Thailand’s army chief announced a military takeover of the government Thursday, saying the coup was necessary to restore stability and order after six months of political deadlock and turmoil.
Gen. Prayuth Chan-ocha said in a statement broadcast on national television that the commission which imposed martial law Tuesday would now take control of the country’s administration.
“It is necessary for the Peace and Order Maintaining Command – which includes army, navy, armed forces and police – to take control of governing the country,” Prayuth said, flanked by the heads of the armed forces.
The pivotal development came after Prayuthdeclared martial law on Tuesday in what he called a bid to resolve the crisis and a day later summoned the country’s rival political leaders for face-to-face talks. Two days of talks failed to break the impasse.
Shortly before the announcement was made, armed soldiers in military vehicles surrounded the military facility where the politicians were meeting, apparently to block those inside from leaving.
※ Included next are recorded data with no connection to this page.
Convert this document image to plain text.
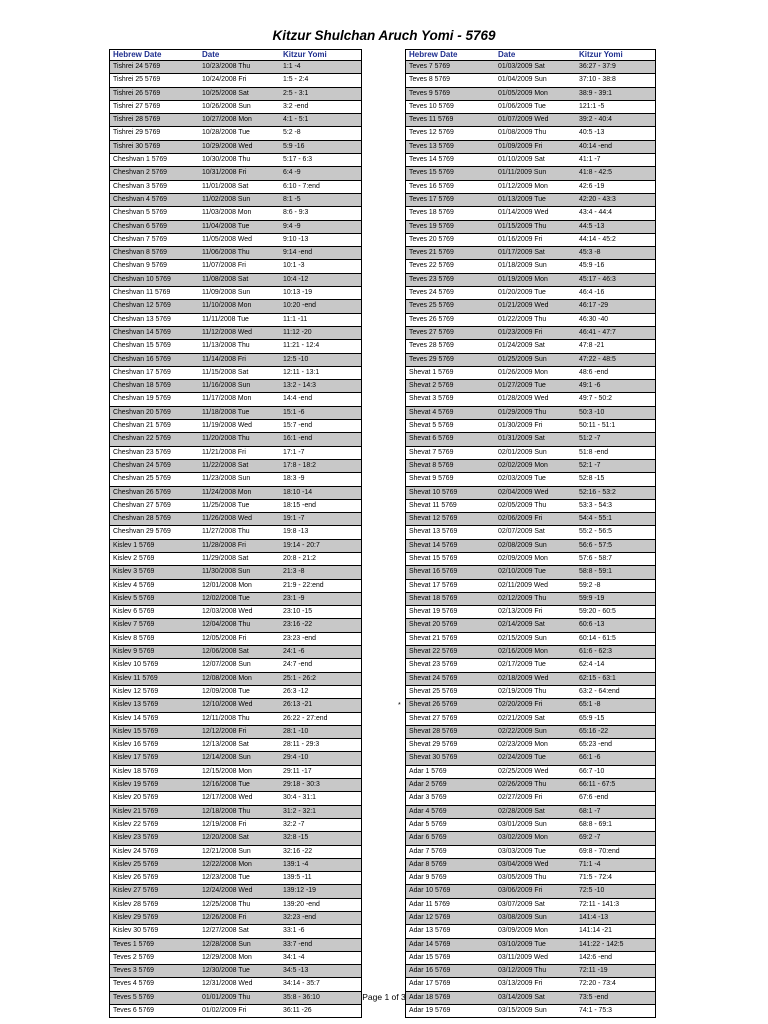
Kitzur Shulchan Aruch Yomi - 5769
Hebrew Date	Date	Kitzur Yomi
Tishrei 24 5769	10/23/2008 Thu	1:1 -4
Tishrei 25 5769	10/24/2008 Fri	1:5 - 2:4
Tishrei 26 5769	10/25/2008 Sat	2:5 - 3:1
Tishrei 27 5769	10/26/2008 Sun	3:2 -end
Tishrei 28 5769	10/27/2008 Mon	4:1 - 5:1
Tishrei 29 5769	10/28/2008 Tue	5:2 -8
Tishrei 30 5769	10/29/2008 Wed	5:9 -16
Cheshvan 1 5769	10/30/2008 Thu	5:17 - 6:3
Cheshvan 2 5769	10/31/2008 Fri	6:4 -9
Cheshvan 3 5769	11/01/2008 Sat	6:10 - 7:end
Cheshvan 4 5769	11/02/2008 Sun	8:1 -5
Cheshvan 5 5769	11/03/2008 Mon	8:6 - 9:3
Cheshvan 6 5769	11/04/2008 Tue	9:4 -9
Cheshvan 7 5769	11/05/2008 Wed	9:10 -13
Cheshvan 8 5769	11/06/2008 Thu	9:14 -end
Cheshvan 9 5769	11/07/2008 Fri	10:1 -3
Cheshvan 10 5769	11/08/2008 Sat	10:4 -12
Cheshvan 11 5769	11/09/2008 Sun	10:13 -19
Cheshvan 12 5769	11/10/2008 Mon	10:20 -end
Cheshvan 13 5769	11/11/2008 Tue	11:1 -11
Cheshvan 14 5769	11/12/2008 Wed	11:12 -20
Cheshvan 15 5769	11/13/2008 Thu	11:21 - 12:4
Cheshvan 16 5769	11/14/2008 Fri	12:5 -10
Cheshvan 17 5769	11/15/2008 Sat	12:11 - 13:1
Cheshvan 18 5769	11/16/2008 Sun	13:2 - 14:3
Cheshvan 19 5769	11/17/2008 Mon	14:4 -end
Cheshvan 20 5769	11/18/2008 Tue	15:1 -6
Cheshvan 21 5769	11/19/2008 Wed	15:7 -end
Cheshvan 22 5769	11/20/2008 Thu	16:1 -end
Cheshvan 23 5769	11/21/2008 Fri	17:1 -7
Cheshvan 24 5769	11/22/2008 Sat	17:8 - 18:2
Cheshvan 25 5769	11/23/2008 Sun	18:3 -9
Cheshvan 26 5769	11/24/2008 Mon	18:10 -14
Cheshvan 27 5769	11/25/2008 Tue	18:15 -end
Cheshvan 28 5769	11/26/2008 Wed	19:1 -7
Cheshvan 29 5769	11/27/2008 Thu	19:8 -13
Kislev 1 5769	11/28/2008 Fri	19:14 - 20:7
Kislev 2 5769	11/29/2008 Sat	20:8 - 21:2
Kislev 3 5769	11/30/2008 Sun	21:3 -8
Kislev 4 5769	12/01/2008 Mon	21:9 - 22:end
Kislev 5 5769	12/02/2008 Tue	23:1 -9
Kislev 6 5769	12/03/2008 Wed	23:10 -15
Kislev 7 5769	12/04/2008 Thu	23:16 -22
Kislev 8 5769	12/05/2008 Fri	23:23 -end
Kislev 9 5769	12/06/2008 Sat	24:1 -6
Kislev 10 5769	12/07/2008 Sun	24:7 -end
Kislev 11 5769	12/08/2008 Mon	25:1 - 26:2
Kislev 12 5769	12/09/2008 Tue	26:3 -12
Kislev 13 5769	12/10/2008 Wed	26:13 -21
Kislev 14 5769	12/11/2008 Thu	26:22 - 27:end
Kislev 15 5769	12/12/2008 Fri	28:1 -10
Kislev 16 5769	12/13/2008 Sat	28:11 - 29:3
Kislev 17 5769	12/14/2008 Sun	29:4 -10
Kislev 18 5769	12/15/2008 Mon	29:11 -17
Kislev 19 5769	12/16/2008 Tue	29:18 - 30:3
Kislev 20 5769	12/17/2008 Wed	30:4 - 31:1
Kislev 21 5769	12/18/2008 Thu	31:2 - 32:1
Kislev 22 5769	12/19/2008 Fri	32:2 -7
Kislev 23 5769	12/20/2008 Sat	32:8 -15
Kislev 24 5769	12/21/2008 Sun	32:16 -22
Kislev 25 5769	12/22/2008 Mon	139:1 -4
Kislev 26 5769	12/23/2008 Tue	139:5 -11
Kislev 27 5769	12/24/2008 Wed	139:12 -19
Kislev 28 5769	12/25/2008 Thu	139:20 -end
Kislev 29 5769	12/26/2008 Fri	32:23 -end
Kislev 30 5769	12/27/2008 Sat	33:1 -6
Teves 1 5769	12/28/2008 Sun	33:7 -end
Teves 2 5769	12/29/2008 Mon	34:1 -4
Teves 3 5769	12/30/2008 Tue	34:5 -13
Teves 4 5769	12/31/2008 Wed	34:14 - 35:7
Teves 5 5769	01/01/2009 Thu	35:8 - 36:10
Teves 6 5769	01/02/2009 Fri	36:11 -26
Hebrew Date	Date	Kitzur Yomi
Teves 7 5769	01/03/2009 Sat	36:27 - 37:9
Teves 8 5769	01/04/2009 Sun	37:10 - 38:8
Teves 9 5769	01/05/2009 Mon	38:9 - 39:1
Teves 10 5769	01/06/2009 Tue	121:1 -5
Teves 11 5769	01/07/2009 Wed	39:2 - 40:4
Teves 12 5769	01/08/2009 Thu	40:5 -13
Teves 13 5769	01/09/2009 Fri	40:14 -end
Teves 14 5769	01/10/2009 Sat	41:1 -7
Teves 15 5769	01/11/2009 Sun	41:8 - 42:5
Teves 16 5769	01/12/2009 Mon	42:6 -19
Teves 17 5769	01/13/2009 Tue	42:20 - 43:3
Teves 18 5769	01/14/2009 Wed	43:4 - 44:4
Teves 19 5769	01/15/2009 Thu	44:5 -13
Teves 20 5769	01/16/2009 Fri	44:14 - 45:2
Teves 21 5769	01/17/2009 Sat	45:3 -8
Teves 22 5769	01/18/2009 Sun	45:9 -16
Teves 23 5769	01/19/2009 Mon	45:17 - 46:3
Teves 24 5769	01/20/2009 Tue	46:4 -16
Teves 25 5769	01/21/2009 Wed	46:17 -29
Teves 26 5769	01/22/2009 Thu	46:30 -40
Teves 27 5769	01/23/2009 Fri	46:41 - 47:7
Teves 28 5769	01/24/2009 Sat	47:8 -21
Teves 29 5769	01/25/2009 Sun	47:22 - 48:5
Shevat 1 5769	01/26/2009 Mon	48:6 -end
Shevat 2 5769	01/27/2009 Tue	49:1 -6
Shevat 3 5769	01/28/2009 Wed	49:7 - 50:2
Shevat 4 5769	01/29/2009 Thu	50:3 -10
Shevat 5 5769	01/30/2009 Fri	50:11 - 51:1
Shevat 6 5769	01/31/2009 Sat	51:2 -7
Shevat 7 5769	02/01/2009 Sun	51:8 -end
Shevat 8 5769	02/02/2009 Mon	52:1 -7
Shevat 9 5769	02/03/2009 Tue	52:8 -15
Shevat 10 5769	02/04/2009 Wed	52:16 - 53:2
Shevat 11 5769	02/05/2009 Thu	53:3 - 54:3
Shevat 12 5769	02/06/2009 Fri	54:4 - 55:1
Shevat 13 5769	02/07/2009 Sat	55:2 - 56:5
Shevat 14 5769	02/08/2009 Sun	56:6 - 57:5
Shevat 15 5769	02/09/2009 Mon	57:6 - 58:7
Shevat 16 5769	02/10/2009 Tue	58:8 - 59:1
Shevat 17 5769	02/11/2009 Wed	59:2 -8
Shevat 18 5769	02/12/2009 Thu	59:9 -19
Shevat 19 5769	02/13/2009 Fri	59:20 - 60:5
Shevat 20 5769	02/14/2009 Sat	60:6 -13
Shevat 21 5769	02/15/2009 Sun	60:14 - 61:5
Shevat 22 5769	02/16/2009 Mon	61:6 - 62:3
Shevat 23 5769	02/17/2009 Tue	62:4 -14
Shevat 24 5769	02/18/2009 Wed	62:15 - 63:1
Shevat 25 5769	02/19/2009 Thu	63:2 - 64:end
Shevat 26 5769	02/20/2009 Fri	65:1 -8
Shevat 27 5769	02/21/2009 Sat	65:9 -15
Shevat 28 5769	02/22/2009 Sun	65:16 -22
Shevat 29 5769	02/23/2009 Mon	65:23 -end
Shevat 30 5769	02/24/2009 Tue	66:1 -6
Adar 1 5769	02/25/2009 Wed	66:7 -10
Adar 2 5769	02/26/2009 Thu	66:11 - 67:5
Adar 3 5769	02/27/2009 Fri	67:6 -end
Adar 4 5769	02/28/2009 Sat	68:1 -7
Adar 5 5769	03/01/2009 Sun	68:8 - 69:1
Adar 6 5769	03/02/2009 Mon	69:2 -7
Adar 7 5769	03/03/2009 Tue	69:8 - 70:end
Adar 8 5769	03/04/2009 Wed	71:1 -4
Adar 9 5769	03/05/2009 Thu	71:5 - 72:4
Adar 10 5769	03/06/2009 Fri	72:5 -10
Adar 11 5769	03/07/2009 Sat	72:11 - 141:3
Adar 12 5769	03/08/2009 Sun	141:4 -13
Adar 13 5769	03/09/2009 Mon	141:14 -21
Adar 14 5769	03/10/2009 Tue	141:22 - 142:5
Adar 15 5769	03/11/2009 Wed	142:6 -end
Adar 16 5769	03/12/2009 Thu	72:11 -19
Adar 17 5769	03/13/2009 Fri	72:20 - 73:4
Adar 18 5769	03/14/2009 Sat	73:5 -end
Adar 19 5769	03/15/2009 Sun	74:1 - 75:3
*
Page 1 of 3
Many of the country’s highest-profile figures were summoned for the meeting. They included the acting prime minister – who sent four Cabinet ministers in his place – and anti-government protest leader Suthep Thaugsuban, as well as Suthep’s rival from the pro-government Red Shirt group, Jatuporn Prompan. Reporters at the meeting said Suthep and Jatuporn were escorted out of the meeting by soldiers.
A government official, Paradorn Pattanathabutr, contacted shortly after the announcement said that the four ministers attending the meeting were still being held by the military.
“The rest of us who are outside are still fine and in the safe places. However, the situation is very worrying. We have to monitor it closely and don’t know what else can happen,” he said.
Thailand has been gripped by bouts of political instability for more than seven years.